The tested substances exhibit a safe profile within mammalian systems, an issue that may enable them to be endorsed as components of a biorational strategy in the frame of integrated management of infestations and losses of stored food commodities. In specific, furfural, trans-anethole, 2-undecanone, and (E)-2-decenal are EU Food Improvement Agents (EUR Lex 2012) as well as food additives Generally Recognized as Safe (GRAS) in the USΑ (USDHHS 2021). 2-undecanone is a natural flavor ingredient that is not genotoxic while it does not meet safety issues regarding sensitization of the skin (Api et al. 2019). The compound acetic acid is a normal body metabolite in mammals and can be found naturally in a wide variety of foods. It is frequently used as a preservative and its commonest use is as vinegar (Pravasi 2014). (E, E)-2,4-decadienal is used as a synthetic flavoring and fragrance material.

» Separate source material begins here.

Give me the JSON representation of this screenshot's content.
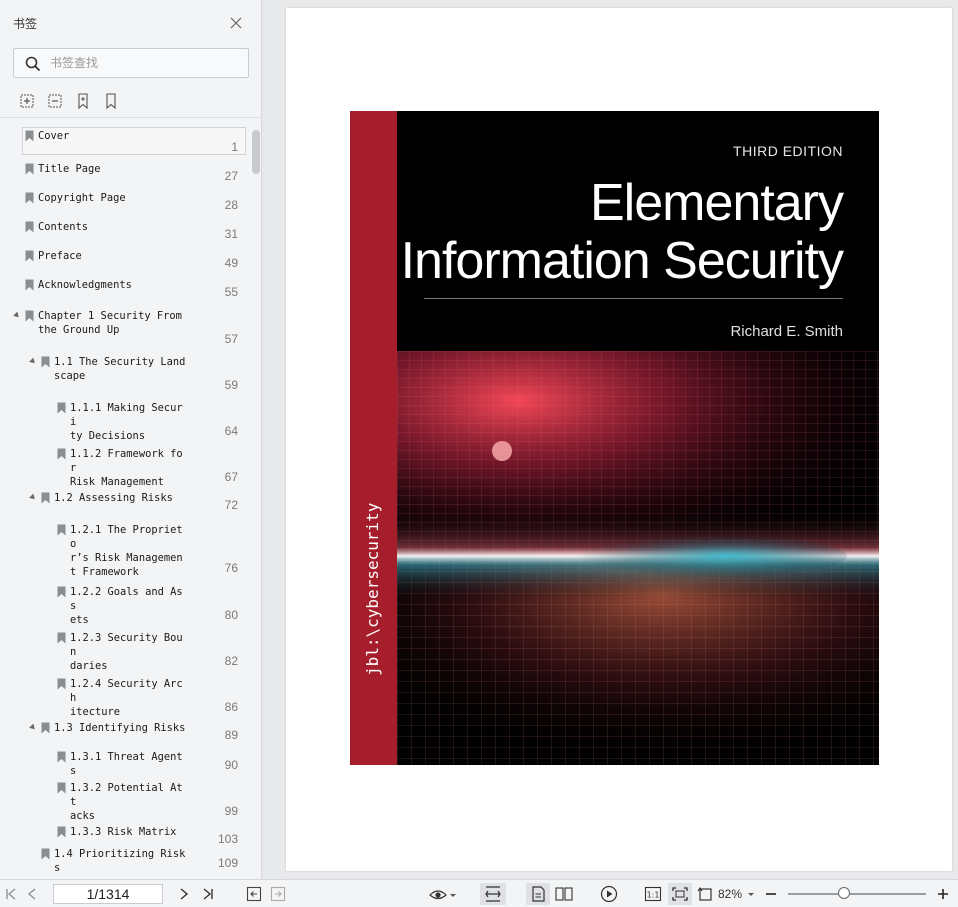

Toxicity studies on certain strains of male and female rats and mice determined the no-observed-adverse-effect level at 100 mg/kg body weight. Moreover, (E, E)-2,4-decadienal was not mutagenic in vitro or in vivo (Chan 2011). (E, E)-2,4-decadienal and (E)-2-decenal are safe at maximum use level of 5 mg/kg feed for all animal species. No safety concern would arise for the consumer from the use of these compounds up to the highest safe levels in feed (Bampidis et al. 2019).

Our study gives the first insight into the use of 2-undecanone, acetic acid, trans-anethole, furfural, (E)-2-decenal, and (E, E)-2,4-decadienal as possible natural insecticides against different developmental stages of T. molitor and T. granarium infesting stored wheat. Among these substances, 2-undecanone was the most effective against T. molitor adults and larvae while (E)-2-decenal was 100% lethal for both life stages of T. granarium followed by (E, E)-2,4-decadienal. Additional studies are necessary to clarify the spectrum of efficacy of the tested substances by including more stored-product insect species and food commodities under different levels of temperature and RH levels. Currently, we are in the process of testing the toxicity of mixtures of the compounds to demonstrate any synergic, antagonistic, or additive effects, along with the ultrastructural deformations on stored-product insects.